Among those who oppose the Marghera solution there is also Gianfranco Bettin, protagonist of environmental battles against petrochemicals on the mainland, and already vice-Mayor in Mestre when Massimo Cacciari was the Mayor. There are two basic objections: “The cruise ships would be in addition to the commercial ships, to which would also be added thousands of passengers. Furthermore, they would pass through a canal flanked with industrial plants and storage depots of very dangerous materials. Beyond this the port would be reshaped in its functions, causing a touristification of the industrial area, which is no longer that with 35-40 thousand petrochemical employees, but as always provides work to more than 15 thousand people. With a wiser policy we can grow the initiatives that are already present, I’m thinking of agriculture/food, and others to develop. The area is huge, over two thousand hectares, half of it free and 15 – 20% just improved. Do we want this to also become an area for the penetration of a predatory tourism?”
But how to reconcile this quite clear position with that of Mayoral candidate Baretta, who has imagined that the cruise ships can “temporarily” dock at Marghera? The common goal of many, Brugnaro not included, is for the cruise ships to leave the lagoon for good. According to some they should dock at the inlet at Lido; according to others the dock should be off shore, in the open sea. For both solutions, however, time is required. And it is here that around the “transition” there is a delicate political game being played. What risks does this word evoke in a country where many transitions have turned out to be longer lasting than the caranto that underpins Venice? “We can do anything unless it shows us to be indifferent to the fate of the 2-3 thousand people who work at or around the port”, reacts Bettin.

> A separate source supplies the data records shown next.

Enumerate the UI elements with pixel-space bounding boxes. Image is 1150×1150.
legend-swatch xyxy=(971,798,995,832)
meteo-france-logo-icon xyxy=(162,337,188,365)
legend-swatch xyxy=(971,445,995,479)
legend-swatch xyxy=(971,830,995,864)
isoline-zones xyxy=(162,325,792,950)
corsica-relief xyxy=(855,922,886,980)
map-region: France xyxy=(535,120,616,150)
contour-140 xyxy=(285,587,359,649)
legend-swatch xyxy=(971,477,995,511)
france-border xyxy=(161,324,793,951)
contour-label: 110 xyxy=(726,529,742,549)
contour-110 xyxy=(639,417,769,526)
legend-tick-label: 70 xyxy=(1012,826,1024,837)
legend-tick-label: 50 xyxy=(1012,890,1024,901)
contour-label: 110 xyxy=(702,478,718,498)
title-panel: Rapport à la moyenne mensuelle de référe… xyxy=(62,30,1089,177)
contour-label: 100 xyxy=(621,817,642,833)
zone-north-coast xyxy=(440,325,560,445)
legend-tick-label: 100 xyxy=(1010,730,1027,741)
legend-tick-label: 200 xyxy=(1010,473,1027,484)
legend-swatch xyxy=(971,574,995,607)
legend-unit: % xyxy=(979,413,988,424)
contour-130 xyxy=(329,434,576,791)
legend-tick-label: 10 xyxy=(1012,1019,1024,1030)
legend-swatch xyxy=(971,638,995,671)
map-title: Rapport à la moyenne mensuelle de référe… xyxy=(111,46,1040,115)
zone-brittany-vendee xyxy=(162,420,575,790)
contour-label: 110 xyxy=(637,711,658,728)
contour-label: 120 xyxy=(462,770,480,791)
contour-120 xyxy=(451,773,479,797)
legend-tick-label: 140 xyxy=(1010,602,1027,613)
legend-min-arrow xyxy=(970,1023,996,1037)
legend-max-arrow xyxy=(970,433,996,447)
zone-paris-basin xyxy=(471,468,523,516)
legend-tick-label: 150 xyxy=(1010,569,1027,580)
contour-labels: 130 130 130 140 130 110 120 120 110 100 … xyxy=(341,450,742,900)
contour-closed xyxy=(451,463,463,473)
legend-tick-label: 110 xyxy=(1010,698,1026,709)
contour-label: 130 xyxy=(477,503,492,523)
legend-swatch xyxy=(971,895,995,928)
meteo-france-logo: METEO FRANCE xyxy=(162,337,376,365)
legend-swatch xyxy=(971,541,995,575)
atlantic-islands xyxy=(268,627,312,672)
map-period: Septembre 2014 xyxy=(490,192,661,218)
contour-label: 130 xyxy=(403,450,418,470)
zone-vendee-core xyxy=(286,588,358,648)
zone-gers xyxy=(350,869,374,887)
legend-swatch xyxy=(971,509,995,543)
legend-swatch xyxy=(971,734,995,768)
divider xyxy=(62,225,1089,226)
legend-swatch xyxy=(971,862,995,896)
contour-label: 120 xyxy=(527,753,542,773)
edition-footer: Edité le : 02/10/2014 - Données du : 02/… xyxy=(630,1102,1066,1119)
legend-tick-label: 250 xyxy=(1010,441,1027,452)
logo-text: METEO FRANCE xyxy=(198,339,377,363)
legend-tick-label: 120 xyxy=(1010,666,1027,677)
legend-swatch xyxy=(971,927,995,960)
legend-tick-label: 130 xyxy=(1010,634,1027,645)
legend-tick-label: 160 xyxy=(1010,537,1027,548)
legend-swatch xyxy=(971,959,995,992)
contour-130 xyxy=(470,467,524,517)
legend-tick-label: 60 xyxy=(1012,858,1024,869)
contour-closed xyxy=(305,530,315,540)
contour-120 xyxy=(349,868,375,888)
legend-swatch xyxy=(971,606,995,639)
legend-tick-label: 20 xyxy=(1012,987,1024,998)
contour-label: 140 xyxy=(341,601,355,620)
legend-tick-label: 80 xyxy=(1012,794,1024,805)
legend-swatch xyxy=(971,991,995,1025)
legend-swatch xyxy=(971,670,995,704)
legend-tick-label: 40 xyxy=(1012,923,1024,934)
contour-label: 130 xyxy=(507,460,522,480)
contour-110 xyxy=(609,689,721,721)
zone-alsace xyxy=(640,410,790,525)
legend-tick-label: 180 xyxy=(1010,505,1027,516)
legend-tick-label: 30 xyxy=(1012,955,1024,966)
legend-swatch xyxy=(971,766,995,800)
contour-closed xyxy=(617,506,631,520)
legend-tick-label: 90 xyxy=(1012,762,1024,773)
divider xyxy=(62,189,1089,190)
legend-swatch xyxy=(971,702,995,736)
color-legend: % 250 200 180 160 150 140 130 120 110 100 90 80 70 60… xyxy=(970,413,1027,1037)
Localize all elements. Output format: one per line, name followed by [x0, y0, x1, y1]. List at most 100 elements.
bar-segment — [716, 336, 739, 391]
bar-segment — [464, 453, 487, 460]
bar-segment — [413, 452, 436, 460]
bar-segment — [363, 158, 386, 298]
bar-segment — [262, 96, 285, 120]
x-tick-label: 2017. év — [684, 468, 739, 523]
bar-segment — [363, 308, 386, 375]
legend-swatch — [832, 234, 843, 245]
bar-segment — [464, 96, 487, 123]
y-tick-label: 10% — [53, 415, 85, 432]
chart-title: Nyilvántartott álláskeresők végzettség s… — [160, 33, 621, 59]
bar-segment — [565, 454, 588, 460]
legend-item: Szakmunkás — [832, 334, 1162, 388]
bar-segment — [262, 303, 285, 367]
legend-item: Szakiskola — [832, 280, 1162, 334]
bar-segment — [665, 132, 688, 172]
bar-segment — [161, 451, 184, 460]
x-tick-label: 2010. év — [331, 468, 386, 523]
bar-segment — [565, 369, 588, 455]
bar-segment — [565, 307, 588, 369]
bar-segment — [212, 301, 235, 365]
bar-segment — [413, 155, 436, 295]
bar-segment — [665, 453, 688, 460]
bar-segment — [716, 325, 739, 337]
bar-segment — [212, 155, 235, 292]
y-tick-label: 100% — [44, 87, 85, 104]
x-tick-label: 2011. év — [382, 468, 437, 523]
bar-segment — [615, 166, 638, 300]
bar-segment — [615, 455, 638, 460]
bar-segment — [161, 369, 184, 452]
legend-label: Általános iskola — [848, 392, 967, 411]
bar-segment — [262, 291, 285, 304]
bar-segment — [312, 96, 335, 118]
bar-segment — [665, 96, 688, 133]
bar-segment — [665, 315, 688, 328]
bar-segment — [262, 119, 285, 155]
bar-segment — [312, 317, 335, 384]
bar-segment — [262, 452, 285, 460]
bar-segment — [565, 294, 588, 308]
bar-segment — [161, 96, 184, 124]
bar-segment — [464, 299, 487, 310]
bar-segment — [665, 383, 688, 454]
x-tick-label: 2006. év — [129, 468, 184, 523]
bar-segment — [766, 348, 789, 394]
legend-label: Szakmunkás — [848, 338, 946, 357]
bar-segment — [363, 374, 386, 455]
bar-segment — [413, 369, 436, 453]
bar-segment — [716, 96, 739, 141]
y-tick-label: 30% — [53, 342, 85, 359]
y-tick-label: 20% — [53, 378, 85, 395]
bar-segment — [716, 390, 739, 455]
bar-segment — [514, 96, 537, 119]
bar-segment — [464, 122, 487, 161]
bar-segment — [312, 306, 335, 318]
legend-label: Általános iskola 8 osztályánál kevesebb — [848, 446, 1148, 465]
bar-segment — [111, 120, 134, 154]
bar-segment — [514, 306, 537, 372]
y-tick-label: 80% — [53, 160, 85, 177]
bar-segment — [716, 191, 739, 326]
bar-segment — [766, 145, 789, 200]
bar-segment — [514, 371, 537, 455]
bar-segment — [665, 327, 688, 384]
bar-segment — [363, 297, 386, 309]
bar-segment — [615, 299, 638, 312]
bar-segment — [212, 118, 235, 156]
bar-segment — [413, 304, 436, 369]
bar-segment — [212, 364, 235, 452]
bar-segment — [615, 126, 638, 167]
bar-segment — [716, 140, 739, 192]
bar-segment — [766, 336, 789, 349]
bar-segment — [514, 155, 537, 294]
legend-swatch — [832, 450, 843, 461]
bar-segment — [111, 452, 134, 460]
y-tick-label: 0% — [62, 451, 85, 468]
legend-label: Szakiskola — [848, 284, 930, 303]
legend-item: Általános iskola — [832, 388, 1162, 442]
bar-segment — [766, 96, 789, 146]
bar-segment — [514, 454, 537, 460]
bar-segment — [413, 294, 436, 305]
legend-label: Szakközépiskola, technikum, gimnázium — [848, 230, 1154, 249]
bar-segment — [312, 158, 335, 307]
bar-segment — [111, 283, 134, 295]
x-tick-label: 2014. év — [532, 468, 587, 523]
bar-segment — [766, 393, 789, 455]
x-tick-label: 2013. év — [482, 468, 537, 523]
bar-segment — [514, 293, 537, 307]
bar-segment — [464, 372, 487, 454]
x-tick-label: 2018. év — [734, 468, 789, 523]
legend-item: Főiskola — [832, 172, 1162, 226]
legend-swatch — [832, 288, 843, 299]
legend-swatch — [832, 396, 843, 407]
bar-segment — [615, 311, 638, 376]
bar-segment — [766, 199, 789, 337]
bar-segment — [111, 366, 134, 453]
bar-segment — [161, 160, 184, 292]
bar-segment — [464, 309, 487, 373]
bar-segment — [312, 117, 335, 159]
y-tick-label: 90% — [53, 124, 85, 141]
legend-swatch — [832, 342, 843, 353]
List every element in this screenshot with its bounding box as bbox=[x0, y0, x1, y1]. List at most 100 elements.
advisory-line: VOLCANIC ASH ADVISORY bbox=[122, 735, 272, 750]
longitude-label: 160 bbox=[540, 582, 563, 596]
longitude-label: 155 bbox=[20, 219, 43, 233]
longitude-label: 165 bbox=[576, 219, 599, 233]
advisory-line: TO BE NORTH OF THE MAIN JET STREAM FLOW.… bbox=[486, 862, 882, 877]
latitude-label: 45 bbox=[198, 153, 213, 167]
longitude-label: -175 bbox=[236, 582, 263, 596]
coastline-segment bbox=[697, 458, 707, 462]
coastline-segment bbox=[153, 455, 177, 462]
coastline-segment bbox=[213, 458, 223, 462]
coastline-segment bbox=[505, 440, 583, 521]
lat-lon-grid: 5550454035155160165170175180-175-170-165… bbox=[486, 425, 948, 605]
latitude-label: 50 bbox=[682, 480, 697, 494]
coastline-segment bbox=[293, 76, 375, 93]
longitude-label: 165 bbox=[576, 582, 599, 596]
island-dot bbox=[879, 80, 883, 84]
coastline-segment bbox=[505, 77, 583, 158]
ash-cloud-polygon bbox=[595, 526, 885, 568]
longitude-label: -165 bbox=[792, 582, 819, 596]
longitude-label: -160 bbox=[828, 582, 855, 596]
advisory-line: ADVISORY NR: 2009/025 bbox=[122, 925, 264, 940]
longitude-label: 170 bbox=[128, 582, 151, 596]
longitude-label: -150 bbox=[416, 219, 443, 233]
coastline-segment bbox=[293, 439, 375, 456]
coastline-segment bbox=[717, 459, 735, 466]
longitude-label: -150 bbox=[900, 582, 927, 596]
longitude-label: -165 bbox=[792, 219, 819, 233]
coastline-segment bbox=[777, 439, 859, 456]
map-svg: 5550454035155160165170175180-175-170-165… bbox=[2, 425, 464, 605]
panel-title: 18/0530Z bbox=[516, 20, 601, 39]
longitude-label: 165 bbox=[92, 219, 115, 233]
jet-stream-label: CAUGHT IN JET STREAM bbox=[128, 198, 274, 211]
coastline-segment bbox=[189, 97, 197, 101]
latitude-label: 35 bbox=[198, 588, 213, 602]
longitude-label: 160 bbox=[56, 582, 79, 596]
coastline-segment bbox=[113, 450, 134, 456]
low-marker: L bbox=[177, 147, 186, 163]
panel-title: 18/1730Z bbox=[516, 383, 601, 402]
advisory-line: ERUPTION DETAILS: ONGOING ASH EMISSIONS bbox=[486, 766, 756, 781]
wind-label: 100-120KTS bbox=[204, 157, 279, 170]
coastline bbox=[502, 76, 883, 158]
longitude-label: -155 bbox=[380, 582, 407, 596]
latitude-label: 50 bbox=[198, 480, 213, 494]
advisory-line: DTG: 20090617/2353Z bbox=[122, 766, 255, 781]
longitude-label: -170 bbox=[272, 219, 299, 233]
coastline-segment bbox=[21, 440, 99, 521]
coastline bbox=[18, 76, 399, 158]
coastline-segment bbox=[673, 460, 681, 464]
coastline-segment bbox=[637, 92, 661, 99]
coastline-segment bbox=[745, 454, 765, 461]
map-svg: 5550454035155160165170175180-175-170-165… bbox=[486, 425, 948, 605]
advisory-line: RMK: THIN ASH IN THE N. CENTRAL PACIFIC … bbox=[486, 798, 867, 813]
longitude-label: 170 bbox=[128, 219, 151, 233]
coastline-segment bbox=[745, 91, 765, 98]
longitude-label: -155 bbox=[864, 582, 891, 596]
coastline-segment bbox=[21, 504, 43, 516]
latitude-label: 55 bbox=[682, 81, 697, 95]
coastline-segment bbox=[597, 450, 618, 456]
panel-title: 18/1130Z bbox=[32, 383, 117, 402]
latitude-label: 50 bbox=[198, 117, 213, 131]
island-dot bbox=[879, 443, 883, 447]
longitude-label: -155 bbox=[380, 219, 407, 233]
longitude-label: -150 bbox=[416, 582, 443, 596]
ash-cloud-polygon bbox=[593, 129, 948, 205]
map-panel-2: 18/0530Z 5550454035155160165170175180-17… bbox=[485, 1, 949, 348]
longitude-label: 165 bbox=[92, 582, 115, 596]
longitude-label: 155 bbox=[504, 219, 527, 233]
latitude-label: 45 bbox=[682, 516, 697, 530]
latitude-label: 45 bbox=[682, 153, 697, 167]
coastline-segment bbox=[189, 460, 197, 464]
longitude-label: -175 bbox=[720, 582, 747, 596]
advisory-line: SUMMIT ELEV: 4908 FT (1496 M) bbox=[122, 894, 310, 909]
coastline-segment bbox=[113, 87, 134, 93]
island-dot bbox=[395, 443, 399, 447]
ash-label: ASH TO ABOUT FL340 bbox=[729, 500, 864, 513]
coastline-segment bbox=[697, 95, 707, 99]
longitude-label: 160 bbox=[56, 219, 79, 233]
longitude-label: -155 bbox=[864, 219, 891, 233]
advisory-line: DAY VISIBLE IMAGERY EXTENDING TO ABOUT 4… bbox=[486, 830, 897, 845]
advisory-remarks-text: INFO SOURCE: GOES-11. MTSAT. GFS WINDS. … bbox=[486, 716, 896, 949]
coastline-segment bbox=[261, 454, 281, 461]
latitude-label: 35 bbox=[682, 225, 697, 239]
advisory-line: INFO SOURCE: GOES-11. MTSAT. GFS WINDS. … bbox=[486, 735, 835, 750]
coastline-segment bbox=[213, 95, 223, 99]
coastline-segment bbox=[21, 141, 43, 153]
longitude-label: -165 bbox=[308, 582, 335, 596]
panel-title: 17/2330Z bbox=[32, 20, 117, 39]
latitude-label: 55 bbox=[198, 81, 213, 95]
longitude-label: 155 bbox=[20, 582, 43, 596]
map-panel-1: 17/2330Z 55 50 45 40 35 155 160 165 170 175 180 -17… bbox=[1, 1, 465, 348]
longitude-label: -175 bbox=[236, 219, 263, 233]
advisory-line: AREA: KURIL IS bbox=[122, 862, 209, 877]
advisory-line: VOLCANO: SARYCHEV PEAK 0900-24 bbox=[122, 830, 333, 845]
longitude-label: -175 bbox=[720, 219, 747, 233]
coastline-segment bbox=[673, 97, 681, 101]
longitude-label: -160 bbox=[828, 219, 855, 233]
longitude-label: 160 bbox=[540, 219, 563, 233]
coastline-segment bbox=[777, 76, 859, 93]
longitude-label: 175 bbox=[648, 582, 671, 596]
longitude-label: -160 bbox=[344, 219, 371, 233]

Is it environment versus jobs again? “I still have the signs from the battles for health that we conducted against the petrochemicals, inside and outside the factory. I remember the march that opened with a puppet hanged in effigy – that puppet was me”. Then at Marghera there was discussion, litigation and in the end it became understood that the escalations could kill everyone. Who knows if a dialog will also open regarding the cruise ships and the lagoon.
Time is growing short, and it’s a diabolical trap. Meanwhile the fear of losing everything is also growing. Bettin asks, “Do we want to deliver those workers as a bloc to Brugnaro? By now in Marghera and in Mestre the Mayor and his quick communication apparatus is penetrating the popular circle, where they are moved by the memory of Enrico Berlinguer or of Titta Gianquinto, the post-war Communist Mayor, but prefer to blame hardships entirely on immigrants, which here are 20% of the residents. They recognize that we in the municipality are taking effective measures against drug dealers, but then they vote Lega or Brugnaro”.